Selamat Berjuang, Bu...

Kembali dipertentangkan suara dalam pemilihan gubernur di Jawa Timur akan menjadi sejarah pertama kali dalam proses demokrasi di Indonesia untuk mengetahui kebenaran perhitungan suara riil. Kenyataan yang sangat mengejutkan ketika Kaji (Khofifah Indar Parawansa dan Mudjiono) pada sore hari perhitungan suara setelah proses pilgub selesai menang, tapi pada keesokan harinya ternyata Karsa (Soekarwo-Saifullah Yusuf) malah unggul atas Kaji. Ternyata setelah dikaji di Mahkamah Konstitusi memang terdapat kecurangan di beberapa daerah pemilihan di Jatim.

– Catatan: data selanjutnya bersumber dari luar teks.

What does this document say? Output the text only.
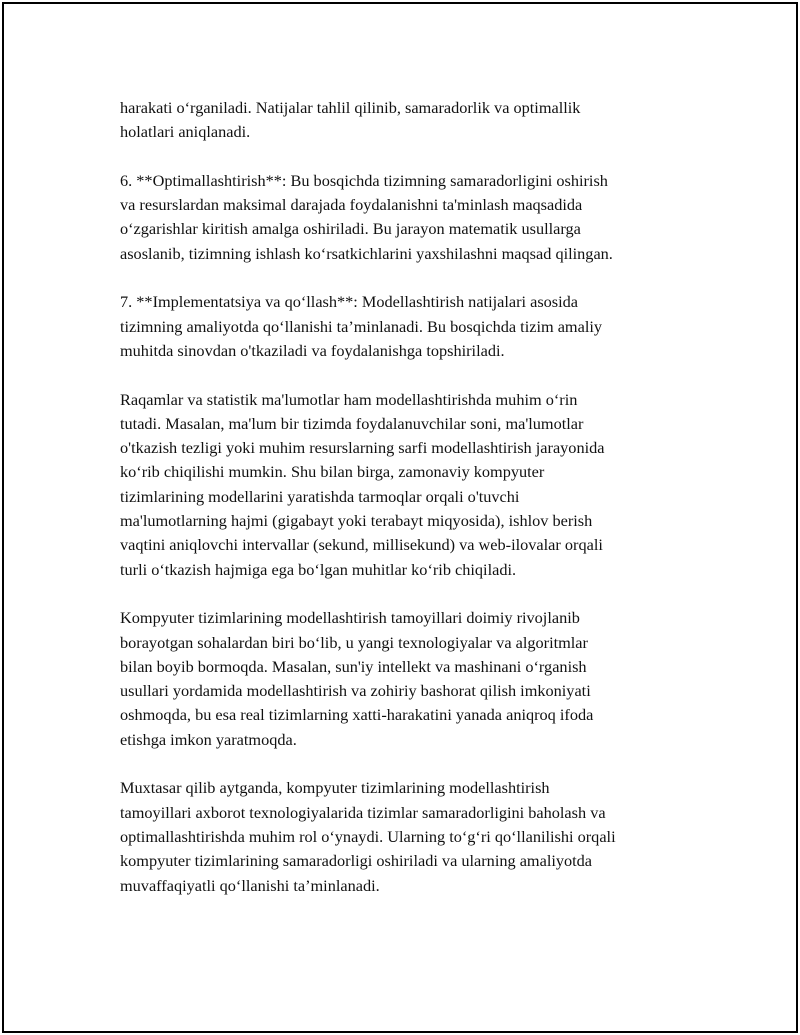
harakati o‘rganiladi. Natijalar tahlil qilinib, samaradorlik va optimallik
holatlari aniqlanadi.

6. **Optimallashtirish**: Bu bosqichda tizimning samaradorligini oshirish
va resurslardan maksimal darajada foydalanishni ta'minlash maqsadida
o‘zgarishlar kiritish amalga oshiriladi. Bu jarayon matematik usullarga
asoslanib, tizimning ishlash ko‘rsatkichlarini yaxshilashni maqsad qilingan.

7. **Implementatsiya va qo‘llash**: Modellashtirish natijalari asosida
tizimning amaliyotda qo‘llanishi ta’minlanadi. Bu bosqichda tizim amaliy
muhitda sinovdan o'tkaziladi va foydalanishga topshiriladi.

Raqamlar va statistik ma'lumotlar ham modellashtirishda muhim o‘rin
tutadi. Masalan, ma'lum bir tizimda foydalanuvchilar soni, ma'lumotlar
o'tkazish tezligi yoki muhim resurslarning sarfi modellashtirish jarayonida
ko‘rib chiqilishi mumkin. Shu bilan birga, zamonaviy kompyuter
tizimlarining modellarini yaratishda tarmoqlar orqali o'tuvchi
ma'lumotlarning hajmi (gigabayt yoki terabayt miqyosida), ishlov berish
vaqtini aniqlovchi intervallar (sekund, millisekund) va web-ilovalar orqali
turli o‘tkazish hajmiga ega bo‘lgan muhitlar ko‘rib chiqiladi.

Kompyuter tizimlarining modellashtirish tamoyillari doimiy rivojlanib
borayotgan sohalardan biri bo‘lib, u yangi texnologiyalar va algoritmlar
bilan boyib bormoqda. Masalan, sun'iy intellekt va mashinani o‘rganish
usullari yordamida modellashtirish va zohiriy bashorat qilish imkoniyati
oshmoqda, bu esa real tizimlarning xatti-harakatini yanada aniqroq ifoda
etishga imkon yaratmoqda.

Muxtasar qilib aytganda, kompyuter tizimlarining modellashtirish
tamoyillari axborot texnologiyalarida tizimlar samaradorligini baholash va
optimallashtirishda muhim rol o‘ynaydi. Ularning to‘g‘ri qo‘llanilishi orqali
kompyuter tizimlarining samaradorligi oshiriladi va ularning amaliyotda
muvaffaqiyatli qo‘llanishi ta’minlanadi.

Seperti dikutip dari media cetak, elektronik dan online, serta sudah dipublikasikan oleh KPUD Jatim bahwa pasangan Soekarwo-Saifullah Yusuf (Karsa) atas pasangan Khofifah Indarparawansa-Mudjiono (Kaji). Karsa meraih 7.729.944 suara (50,20 persen), sedangkan Kaji 7.669.721 suara (49,80 persen). Selisih suara keduanya hanya 60.223. Perkembangan angka suara hasil akhir ini bumerang bagi Karsa untuk memenangkan pilgub Jatim. Memang benar, kebenaran itu harus diungkap sehingga tidak menjadi problematik di suatu saat nanti. Namun, angka suara hasil KPUD itu malah jadi masalah yang beberapa waktu sebelumnya diungkapkan oleh orang yang dijadikan bumper oleh oknum yang tidak bertanggung jawab itu.

Bangkalan dan Sampang adalah daerah yang akan menjadi saksi sejarah pemilihan ulang Kaji Vs Karsa. Sementara, Pamekasan menjadi saksi sejarah penghitungan ulang suara hasil pilgub Jatim awal minggu bulan November 2008 kemarin. Hal ini adalah kedewasaan masyarakat dalam berpolitik, sehingga apapun model kecurangan yang dilakukan oknum yang tidak bertanggung jawab dapat diminimalisir.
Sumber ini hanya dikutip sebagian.